The Nobel prize in physiology or medicine has been awarded to Swedish geneticist Svante Pääbo for his discoveries of how humans dead and gone (formally referred to as “extinct hominins”) live on in humans alive and here.
The Nobel prize body praised Pääbo for his “seemingly impossible” accomplishment of sequencing the genome of the (now extinct) Neanderthal and his “sensational discovery” of a different hominin, the Denisova. Neanderthals lived west, Denisovans inhabited east, but Pääbo found both had time to transfer their genes with Homo sapiens.
“This ancient flow of genes to present-day humans has physiological relevance today,” they wrote.
Pääbo’s team at the Max Planck Institute for Evolutionary Anthropology determined that most modern humans come with a small serve of Neanderthal, but just how much comes down to geography. The gene is most common in Central and South American populations.
So what exactly can a dose of Neanderthal DNA get you?
Immunity (or lack thereof)
Humans with the gene are more susceptible to certain infections, including the ill-fated COVID-19. Pääbo was clear that (unfortunately) we cannot “blame” Neanderthals for COVID, but the surplus of deaths does come down to their DNA.
“It is quite substantial, it’s more than 1 million extra individuals who have died due to this Neanderthal variant that they carry,” he said in a lecture earlier this year.

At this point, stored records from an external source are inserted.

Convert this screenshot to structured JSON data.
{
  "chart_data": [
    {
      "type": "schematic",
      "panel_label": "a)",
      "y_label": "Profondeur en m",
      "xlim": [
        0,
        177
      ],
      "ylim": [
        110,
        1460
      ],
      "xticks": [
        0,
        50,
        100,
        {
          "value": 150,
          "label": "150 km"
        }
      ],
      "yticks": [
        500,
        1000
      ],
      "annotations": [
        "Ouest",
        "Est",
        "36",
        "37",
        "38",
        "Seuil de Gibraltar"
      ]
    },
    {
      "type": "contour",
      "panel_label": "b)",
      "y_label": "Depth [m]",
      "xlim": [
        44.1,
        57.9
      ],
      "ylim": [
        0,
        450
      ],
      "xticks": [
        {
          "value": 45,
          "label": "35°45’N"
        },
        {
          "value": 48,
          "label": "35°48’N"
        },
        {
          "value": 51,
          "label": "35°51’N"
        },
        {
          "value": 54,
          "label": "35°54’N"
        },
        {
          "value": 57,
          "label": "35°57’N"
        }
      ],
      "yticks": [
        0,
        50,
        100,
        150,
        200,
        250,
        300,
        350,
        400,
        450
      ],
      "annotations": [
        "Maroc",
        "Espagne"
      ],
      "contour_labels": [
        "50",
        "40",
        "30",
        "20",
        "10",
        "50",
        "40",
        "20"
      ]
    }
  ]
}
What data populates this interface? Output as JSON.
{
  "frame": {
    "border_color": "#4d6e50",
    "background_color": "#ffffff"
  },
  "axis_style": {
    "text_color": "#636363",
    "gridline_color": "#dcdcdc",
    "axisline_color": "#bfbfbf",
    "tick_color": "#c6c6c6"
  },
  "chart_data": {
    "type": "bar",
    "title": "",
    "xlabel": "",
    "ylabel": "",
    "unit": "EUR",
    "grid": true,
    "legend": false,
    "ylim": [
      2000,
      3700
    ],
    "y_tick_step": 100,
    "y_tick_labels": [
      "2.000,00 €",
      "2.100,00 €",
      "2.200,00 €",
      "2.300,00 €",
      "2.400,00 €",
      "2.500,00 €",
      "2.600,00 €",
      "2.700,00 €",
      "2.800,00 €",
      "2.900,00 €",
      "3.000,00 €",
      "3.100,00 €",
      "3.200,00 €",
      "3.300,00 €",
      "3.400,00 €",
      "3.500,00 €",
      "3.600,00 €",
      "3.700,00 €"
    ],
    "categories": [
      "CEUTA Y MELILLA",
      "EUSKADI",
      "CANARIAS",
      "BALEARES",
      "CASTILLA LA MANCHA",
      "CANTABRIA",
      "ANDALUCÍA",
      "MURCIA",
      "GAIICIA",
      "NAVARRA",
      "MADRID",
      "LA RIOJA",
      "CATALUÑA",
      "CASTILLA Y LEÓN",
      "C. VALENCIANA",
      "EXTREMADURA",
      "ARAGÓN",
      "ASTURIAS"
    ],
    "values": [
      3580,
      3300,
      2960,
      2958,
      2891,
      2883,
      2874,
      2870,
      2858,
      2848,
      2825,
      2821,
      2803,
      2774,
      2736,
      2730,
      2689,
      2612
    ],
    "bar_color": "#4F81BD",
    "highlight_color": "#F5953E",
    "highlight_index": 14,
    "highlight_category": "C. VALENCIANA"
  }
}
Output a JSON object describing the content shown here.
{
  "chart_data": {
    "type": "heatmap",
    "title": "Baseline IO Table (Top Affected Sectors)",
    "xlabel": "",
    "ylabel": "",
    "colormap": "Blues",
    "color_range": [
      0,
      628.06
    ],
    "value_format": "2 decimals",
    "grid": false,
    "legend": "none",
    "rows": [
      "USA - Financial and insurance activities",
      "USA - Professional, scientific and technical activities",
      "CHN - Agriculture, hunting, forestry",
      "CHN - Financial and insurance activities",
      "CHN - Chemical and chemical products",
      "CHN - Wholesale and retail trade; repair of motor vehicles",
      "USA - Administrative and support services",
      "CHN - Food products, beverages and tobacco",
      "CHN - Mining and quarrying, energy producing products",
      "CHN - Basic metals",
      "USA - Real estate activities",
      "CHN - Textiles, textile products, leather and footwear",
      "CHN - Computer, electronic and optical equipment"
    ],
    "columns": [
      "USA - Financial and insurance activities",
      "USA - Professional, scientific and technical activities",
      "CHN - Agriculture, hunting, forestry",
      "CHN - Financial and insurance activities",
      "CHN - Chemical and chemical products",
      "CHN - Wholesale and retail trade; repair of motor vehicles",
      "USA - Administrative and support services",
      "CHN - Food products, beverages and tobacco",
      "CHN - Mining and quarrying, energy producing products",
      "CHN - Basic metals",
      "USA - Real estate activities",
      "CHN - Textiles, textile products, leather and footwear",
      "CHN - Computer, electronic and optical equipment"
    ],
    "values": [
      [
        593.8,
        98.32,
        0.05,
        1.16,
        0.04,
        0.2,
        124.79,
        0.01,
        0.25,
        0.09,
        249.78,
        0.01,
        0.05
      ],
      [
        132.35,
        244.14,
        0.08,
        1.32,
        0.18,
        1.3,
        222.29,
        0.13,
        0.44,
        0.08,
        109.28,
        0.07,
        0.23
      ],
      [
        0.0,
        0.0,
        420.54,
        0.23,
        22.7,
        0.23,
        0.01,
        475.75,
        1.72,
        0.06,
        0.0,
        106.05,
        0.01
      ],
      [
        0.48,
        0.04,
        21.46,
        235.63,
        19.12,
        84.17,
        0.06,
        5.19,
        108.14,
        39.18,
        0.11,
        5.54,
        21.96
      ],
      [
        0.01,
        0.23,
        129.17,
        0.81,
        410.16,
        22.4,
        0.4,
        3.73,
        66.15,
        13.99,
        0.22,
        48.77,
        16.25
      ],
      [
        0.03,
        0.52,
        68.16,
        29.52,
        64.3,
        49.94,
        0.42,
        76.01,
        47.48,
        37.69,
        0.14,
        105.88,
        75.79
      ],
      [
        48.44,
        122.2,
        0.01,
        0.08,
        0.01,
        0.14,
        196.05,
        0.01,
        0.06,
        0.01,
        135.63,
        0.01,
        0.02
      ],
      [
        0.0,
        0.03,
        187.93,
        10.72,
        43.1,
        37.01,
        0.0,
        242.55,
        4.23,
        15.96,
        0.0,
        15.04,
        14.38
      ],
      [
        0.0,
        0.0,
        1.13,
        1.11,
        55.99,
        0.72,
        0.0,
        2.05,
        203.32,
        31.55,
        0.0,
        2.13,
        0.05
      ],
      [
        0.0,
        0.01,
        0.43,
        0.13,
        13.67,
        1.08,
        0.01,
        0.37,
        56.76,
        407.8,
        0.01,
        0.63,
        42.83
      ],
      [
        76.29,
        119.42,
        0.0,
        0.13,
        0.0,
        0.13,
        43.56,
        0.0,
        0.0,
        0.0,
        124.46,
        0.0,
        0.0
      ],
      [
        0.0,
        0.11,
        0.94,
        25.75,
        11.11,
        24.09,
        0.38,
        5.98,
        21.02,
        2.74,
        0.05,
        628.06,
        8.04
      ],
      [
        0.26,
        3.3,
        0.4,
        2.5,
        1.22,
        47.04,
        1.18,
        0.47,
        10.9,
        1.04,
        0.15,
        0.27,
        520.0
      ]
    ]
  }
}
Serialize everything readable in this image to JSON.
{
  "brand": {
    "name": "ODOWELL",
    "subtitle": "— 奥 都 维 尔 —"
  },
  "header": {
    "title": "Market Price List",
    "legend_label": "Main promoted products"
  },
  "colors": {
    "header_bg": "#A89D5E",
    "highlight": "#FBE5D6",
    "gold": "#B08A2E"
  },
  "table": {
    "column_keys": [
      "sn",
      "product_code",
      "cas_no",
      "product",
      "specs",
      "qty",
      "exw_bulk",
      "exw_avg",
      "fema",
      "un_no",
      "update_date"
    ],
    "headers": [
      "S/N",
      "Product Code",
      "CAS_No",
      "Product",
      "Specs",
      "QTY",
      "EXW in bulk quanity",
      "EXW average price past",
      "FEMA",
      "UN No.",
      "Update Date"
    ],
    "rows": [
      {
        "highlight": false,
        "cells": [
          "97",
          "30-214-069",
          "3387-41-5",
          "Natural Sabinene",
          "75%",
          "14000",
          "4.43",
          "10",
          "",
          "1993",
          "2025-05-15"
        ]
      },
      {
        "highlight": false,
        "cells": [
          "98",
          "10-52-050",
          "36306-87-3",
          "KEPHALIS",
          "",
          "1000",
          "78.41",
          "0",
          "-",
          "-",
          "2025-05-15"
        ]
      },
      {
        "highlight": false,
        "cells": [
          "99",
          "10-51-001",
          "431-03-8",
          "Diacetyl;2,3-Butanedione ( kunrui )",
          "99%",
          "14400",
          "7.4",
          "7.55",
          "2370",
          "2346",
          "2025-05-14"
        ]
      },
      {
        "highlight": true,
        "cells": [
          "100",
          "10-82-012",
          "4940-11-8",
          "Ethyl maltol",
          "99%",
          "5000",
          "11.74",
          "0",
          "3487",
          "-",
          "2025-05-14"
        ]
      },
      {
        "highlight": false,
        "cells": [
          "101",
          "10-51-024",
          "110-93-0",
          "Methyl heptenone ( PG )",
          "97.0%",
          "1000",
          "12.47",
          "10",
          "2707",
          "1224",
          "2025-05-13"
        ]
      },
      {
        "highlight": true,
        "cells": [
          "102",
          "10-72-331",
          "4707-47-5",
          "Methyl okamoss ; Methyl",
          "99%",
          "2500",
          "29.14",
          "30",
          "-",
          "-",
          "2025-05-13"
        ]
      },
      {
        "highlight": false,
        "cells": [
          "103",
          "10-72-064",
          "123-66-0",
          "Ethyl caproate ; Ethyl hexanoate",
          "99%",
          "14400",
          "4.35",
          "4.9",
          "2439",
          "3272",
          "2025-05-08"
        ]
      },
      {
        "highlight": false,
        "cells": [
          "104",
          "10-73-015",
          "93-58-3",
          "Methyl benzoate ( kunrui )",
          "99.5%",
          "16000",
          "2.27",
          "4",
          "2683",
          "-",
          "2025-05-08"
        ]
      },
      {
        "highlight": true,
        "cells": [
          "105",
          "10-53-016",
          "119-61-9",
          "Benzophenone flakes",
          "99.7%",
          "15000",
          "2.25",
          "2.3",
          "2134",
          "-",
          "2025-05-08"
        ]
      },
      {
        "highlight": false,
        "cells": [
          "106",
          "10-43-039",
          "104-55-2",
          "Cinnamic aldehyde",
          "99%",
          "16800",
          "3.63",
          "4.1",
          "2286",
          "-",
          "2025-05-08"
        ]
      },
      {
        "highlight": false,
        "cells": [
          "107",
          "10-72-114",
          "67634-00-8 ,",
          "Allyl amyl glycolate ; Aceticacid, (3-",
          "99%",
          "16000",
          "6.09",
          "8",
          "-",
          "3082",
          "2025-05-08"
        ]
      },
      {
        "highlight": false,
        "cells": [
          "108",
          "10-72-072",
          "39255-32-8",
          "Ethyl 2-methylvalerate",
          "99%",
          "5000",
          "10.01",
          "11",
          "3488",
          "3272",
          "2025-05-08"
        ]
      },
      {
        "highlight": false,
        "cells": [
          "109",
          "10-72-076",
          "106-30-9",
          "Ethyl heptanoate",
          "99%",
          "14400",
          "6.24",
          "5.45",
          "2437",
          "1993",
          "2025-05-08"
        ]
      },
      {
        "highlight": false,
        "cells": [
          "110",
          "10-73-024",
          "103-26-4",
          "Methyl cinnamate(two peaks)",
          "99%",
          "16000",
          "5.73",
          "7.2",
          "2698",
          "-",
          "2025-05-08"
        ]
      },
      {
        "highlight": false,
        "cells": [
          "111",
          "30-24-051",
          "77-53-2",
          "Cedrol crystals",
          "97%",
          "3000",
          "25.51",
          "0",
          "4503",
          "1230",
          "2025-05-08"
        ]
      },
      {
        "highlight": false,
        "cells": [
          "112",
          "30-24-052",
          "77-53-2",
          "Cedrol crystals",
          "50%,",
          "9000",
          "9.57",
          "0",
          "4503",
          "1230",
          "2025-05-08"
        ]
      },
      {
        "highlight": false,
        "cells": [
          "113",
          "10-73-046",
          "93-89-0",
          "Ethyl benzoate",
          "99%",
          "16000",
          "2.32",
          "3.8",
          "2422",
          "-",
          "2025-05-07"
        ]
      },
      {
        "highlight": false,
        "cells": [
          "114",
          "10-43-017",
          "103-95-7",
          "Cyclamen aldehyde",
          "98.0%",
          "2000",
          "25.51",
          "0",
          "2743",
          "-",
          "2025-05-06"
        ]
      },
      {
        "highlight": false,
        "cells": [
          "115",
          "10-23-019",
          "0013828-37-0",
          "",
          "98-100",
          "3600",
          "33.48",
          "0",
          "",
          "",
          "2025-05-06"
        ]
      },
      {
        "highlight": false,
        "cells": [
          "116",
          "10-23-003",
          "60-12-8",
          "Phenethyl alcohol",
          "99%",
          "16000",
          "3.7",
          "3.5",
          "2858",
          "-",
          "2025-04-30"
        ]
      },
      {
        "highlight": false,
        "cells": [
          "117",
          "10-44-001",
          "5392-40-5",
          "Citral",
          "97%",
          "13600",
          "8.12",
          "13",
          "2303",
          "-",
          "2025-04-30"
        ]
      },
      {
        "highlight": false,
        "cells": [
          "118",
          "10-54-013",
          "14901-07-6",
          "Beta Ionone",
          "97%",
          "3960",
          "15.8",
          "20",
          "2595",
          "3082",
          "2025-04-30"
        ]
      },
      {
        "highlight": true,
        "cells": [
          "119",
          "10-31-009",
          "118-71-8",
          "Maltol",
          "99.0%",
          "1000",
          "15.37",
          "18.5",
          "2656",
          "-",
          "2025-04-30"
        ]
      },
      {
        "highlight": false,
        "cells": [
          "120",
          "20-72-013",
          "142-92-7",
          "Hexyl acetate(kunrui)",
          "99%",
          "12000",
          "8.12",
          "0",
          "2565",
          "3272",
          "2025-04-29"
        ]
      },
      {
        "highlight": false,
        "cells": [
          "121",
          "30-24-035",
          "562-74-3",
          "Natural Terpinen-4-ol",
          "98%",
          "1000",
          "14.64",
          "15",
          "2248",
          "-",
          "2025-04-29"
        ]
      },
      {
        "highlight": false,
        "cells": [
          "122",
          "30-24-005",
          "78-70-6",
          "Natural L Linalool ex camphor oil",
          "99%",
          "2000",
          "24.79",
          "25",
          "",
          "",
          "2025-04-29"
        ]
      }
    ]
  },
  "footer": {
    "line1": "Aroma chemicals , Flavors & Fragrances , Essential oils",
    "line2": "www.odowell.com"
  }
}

He also found that a Neanderthal-carrying novel coronavirus patient was “three times more likely to need artificial ventilation” than a neighbour with none of the hominin’s DNA.
The gene pool may not be favourable to COVID-19, but for other illnesses it bolstered immunity.
Rising above the pack
The high-altitude gene that allows Tibetans to breathe easy where others can’t is due to the Denisovas. While other mountain-dwellers have adapted to the thin air by adding more oxygen-carrying haemoglobin to their blood, Tibetans carry less. The gene allows them to use smaller quantities with much more efficiency.
Body and mind
Those with the Neanderthal gene are more sensitive to pain. Genetic variants in the sodium channel which initiate pain signals mean those who carry the gene will experience more pain. It’s also reported to play its part in mood swings, sleeping patterns and smoking status.
Miscarriages
There’s a genetic advantage in the Neanderthal gene for women who want to have a lot of kids. They were able to produce more progesterone receptors in their cells, which ultimately protected them against miscarriage and bleeding during pregnancy.
A weaker immune system but stronger on top of a mountain, Pääbo has explored the basis for exploring what makes us uniquely human. With so many differences in such a small genetic code, he has said he wonders just how much more of an influence Neanderthals could have had on humanity had they survived another 40,000 years.